Saturday’s snowstorm meant my Sunday paper did not arrive until late Sunday afternoon, which curtailed my usual Sunday morning habit of curling up with the Sunday Times and a pot of coffee. I decided this was a fabulous opportunity to work through the rather ambitious stack of books I had grabbed on my last visit to the local library.
I sat down with “Women in Clothes” which had been sitting in a browsing cart by the new releases on my last visit. I had flipped through it briefly, was intrigued and checked it out. I’ve since seen a few references to it here and there on various forms of social media, intriguing me even more. I’m usually behind the trends on books, so for once, I felt rather with it.
Billed as a conversation among hundreds of women (639 plus the three editors) on the subject of clothing, the introduction among the three women who helmed this project, Sheila Heti, Heidi Julavits and Leanne Sharpton, starts off with the transcript of Skype meeting last January in which new haircuts are discussed. What follows are a few more transcripts and emails among the three women over the course of that project that vacillate between their ideas of a survey on the subject of how women approach dressing and fashion and rather mundane conversations amongst themselves about fashion that scream for an editor. I started off quite excited about the prospect of what this book was going to offer and by the end of the introduction, I felt it was an opportunity wasted.
This did not stop me from reading the book – oh no. I’ve sat down and read roughly the half the book while waiting on my Sunday paper to arrive – 245 pages out of 500 or so by 3 pm. Like the introduction, the book skips around and is a bit of a mish-mash of interviews, responses to the survey the women put together, images and more. The survey itself is a list of questions that was ever-evolving of which there are far too many of for me to list – it’s rather ambitious, maybe too much so. As I read the book, I’m struck that most of the women surveyed fall into a rather narrow category of being employed as some sort of artist or writer, are primarily white, live in a urban areas and under the age of 40. While there are exceptions to that -conversations with transsexuals as well as garment workers from Cambodia stand out – I am mostly disappointed with the (mostly) lack of diversity in the six hundred plus women included in this book.

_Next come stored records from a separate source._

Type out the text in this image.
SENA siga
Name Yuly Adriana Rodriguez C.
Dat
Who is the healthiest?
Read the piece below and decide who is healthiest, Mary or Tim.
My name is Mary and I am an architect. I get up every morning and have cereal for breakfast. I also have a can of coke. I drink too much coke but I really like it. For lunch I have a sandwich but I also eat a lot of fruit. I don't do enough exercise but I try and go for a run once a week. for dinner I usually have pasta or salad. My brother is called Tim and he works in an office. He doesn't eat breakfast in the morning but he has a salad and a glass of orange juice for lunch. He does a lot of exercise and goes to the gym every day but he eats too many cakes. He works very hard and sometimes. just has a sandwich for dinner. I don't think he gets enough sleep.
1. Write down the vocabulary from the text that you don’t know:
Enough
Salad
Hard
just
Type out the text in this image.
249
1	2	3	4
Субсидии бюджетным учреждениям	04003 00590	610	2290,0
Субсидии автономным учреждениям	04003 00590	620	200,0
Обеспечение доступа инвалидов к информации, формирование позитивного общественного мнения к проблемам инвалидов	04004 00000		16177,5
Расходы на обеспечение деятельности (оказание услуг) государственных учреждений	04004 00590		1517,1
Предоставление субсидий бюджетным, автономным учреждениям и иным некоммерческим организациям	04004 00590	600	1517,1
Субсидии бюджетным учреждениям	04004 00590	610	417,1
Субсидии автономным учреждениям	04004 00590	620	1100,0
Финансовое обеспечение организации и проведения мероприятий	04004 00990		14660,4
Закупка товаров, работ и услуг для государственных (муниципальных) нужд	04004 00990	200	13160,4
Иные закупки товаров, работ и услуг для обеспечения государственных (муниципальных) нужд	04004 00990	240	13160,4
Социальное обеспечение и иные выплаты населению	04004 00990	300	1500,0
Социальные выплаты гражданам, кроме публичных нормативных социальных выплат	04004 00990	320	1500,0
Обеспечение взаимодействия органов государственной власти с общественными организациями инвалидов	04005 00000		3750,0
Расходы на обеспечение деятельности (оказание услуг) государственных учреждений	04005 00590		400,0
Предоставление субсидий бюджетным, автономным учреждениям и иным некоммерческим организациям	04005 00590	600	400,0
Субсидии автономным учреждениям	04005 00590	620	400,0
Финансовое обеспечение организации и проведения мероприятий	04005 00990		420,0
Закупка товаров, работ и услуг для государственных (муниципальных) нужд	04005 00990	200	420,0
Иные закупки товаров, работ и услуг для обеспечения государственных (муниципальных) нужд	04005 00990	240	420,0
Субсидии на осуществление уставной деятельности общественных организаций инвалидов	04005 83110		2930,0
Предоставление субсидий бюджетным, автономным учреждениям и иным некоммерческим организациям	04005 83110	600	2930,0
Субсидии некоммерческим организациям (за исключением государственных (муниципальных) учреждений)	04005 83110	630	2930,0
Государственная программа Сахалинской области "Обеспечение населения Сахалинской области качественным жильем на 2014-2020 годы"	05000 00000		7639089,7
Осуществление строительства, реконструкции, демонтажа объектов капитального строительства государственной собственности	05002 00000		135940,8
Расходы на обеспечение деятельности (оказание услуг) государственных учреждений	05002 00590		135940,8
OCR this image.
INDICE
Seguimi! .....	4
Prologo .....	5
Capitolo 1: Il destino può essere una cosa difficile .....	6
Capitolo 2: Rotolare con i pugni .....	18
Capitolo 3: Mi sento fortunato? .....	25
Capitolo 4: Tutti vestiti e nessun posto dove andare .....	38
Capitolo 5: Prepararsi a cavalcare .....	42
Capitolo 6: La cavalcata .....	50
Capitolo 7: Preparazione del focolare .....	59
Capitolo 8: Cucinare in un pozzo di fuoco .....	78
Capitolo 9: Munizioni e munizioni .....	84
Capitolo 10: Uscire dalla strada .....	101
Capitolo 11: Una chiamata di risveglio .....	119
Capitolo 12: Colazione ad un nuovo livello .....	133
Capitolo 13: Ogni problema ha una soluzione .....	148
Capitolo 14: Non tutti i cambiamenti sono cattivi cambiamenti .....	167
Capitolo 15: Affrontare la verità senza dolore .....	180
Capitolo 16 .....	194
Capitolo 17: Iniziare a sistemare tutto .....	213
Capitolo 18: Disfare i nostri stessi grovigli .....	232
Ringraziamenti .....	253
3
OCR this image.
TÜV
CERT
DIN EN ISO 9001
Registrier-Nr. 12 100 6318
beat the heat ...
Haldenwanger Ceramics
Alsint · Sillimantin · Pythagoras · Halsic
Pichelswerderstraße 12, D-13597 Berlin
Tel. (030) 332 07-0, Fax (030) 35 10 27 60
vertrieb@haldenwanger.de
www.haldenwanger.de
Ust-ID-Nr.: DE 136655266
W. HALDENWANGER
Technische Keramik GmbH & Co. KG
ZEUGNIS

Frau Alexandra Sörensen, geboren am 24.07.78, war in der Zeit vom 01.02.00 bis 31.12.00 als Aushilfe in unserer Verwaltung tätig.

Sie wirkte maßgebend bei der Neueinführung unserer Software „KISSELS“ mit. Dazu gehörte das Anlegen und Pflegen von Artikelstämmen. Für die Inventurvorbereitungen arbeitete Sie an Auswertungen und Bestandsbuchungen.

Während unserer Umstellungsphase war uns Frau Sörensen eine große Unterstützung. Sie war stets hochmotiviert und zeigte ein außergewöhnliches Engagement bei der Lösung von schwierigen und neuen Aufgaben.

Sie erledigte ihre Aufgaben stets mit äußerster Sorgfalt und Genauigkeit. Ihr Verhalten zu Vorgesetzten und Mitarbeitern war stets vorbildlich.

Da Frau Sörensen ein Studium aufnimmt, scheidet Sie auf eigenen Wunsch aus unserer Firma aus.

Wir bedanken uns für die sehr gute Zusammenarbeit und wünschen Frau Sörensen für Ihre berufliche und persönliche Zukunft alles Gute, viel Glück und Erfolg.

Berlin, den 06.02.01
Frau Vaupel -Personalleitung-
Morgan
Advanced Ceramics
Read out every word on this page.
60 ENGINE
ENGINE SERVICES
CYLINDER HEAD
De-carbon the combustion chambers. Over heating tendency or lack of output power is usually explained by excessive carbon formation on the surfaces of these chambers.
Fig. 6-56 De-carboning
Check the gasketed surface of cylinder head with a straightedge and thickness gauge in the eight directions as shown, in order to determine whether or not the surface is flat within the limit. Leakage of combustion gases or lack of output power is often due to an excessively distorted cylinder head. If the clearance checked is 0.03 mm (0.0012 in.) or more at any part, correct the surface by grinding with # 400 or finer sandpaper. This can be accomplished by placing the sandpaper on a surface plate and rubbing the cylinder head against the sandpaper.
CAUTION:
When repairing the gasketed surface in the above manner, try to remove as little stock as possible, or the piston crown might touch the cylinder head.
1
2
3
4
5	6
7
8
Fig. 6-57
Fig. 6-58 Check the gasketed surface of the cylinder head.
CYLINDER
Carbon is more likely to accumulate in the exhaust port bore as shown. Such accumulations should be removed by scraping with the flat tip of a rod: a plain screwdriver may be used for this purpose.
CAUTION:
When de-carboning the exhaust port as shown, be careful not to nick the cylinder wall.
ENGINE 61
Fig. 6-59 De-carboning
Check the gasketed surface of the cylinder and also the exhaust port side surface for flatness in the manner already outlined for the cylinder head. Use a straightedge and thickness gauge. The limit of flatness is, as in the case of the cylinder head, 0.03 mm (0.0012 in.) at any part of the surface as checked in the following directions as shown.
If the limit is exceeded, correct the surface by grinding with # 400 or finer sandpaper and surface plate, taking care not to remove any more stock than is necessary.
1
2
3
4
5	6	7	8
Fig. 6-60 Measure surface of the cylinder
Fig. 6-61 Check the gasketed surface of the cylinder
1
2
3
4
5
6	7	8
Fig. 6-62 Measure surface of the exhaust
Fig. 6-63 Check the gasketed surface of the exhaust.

Despite the fact that I openly admit to wearing what is mostly referred to as a uniform (black, demin, clogs or boots), I am fascinated by clothing and fashion. I think you can tell a lot about a person by how they present themselves – and I’m not talking about the logos or brand names they dress themselves in. I tend to look more at how the clothes themselves fit – I think you can tell how comfortable a person is in their own skin by how their clothes fit and by the care they put into their presentation. A threadbare tweed jacket can be just as elegant as a brand new Armani suit – maybe even more so depending on the wearer. I’m fascinated by statement pieces – I have a few in my closet, mostly self created, which seem to be the ones that work best on me. Whenever I do step out of my style comfort zone, it tends to be for something that was given to me – there are a few people whose sartorial judgement I trust that are influential to me.
One of the aspects I do like about this book is the discussion of influence of mothers and girlfriends on one’s clothing choices. I definitely have a few girlfriends that influence my closet – and certainly my daughter’s. While I am clearly having a lot of feels about this book – ignoring my long awaited Sunday paper to sit here and write about it -it’s obvious “Women in Clothes” is a book meant to start a conversation among women about how they dress themselves. That much I definitely like about it. I suspect I’ll be having feels about this book for some time to come.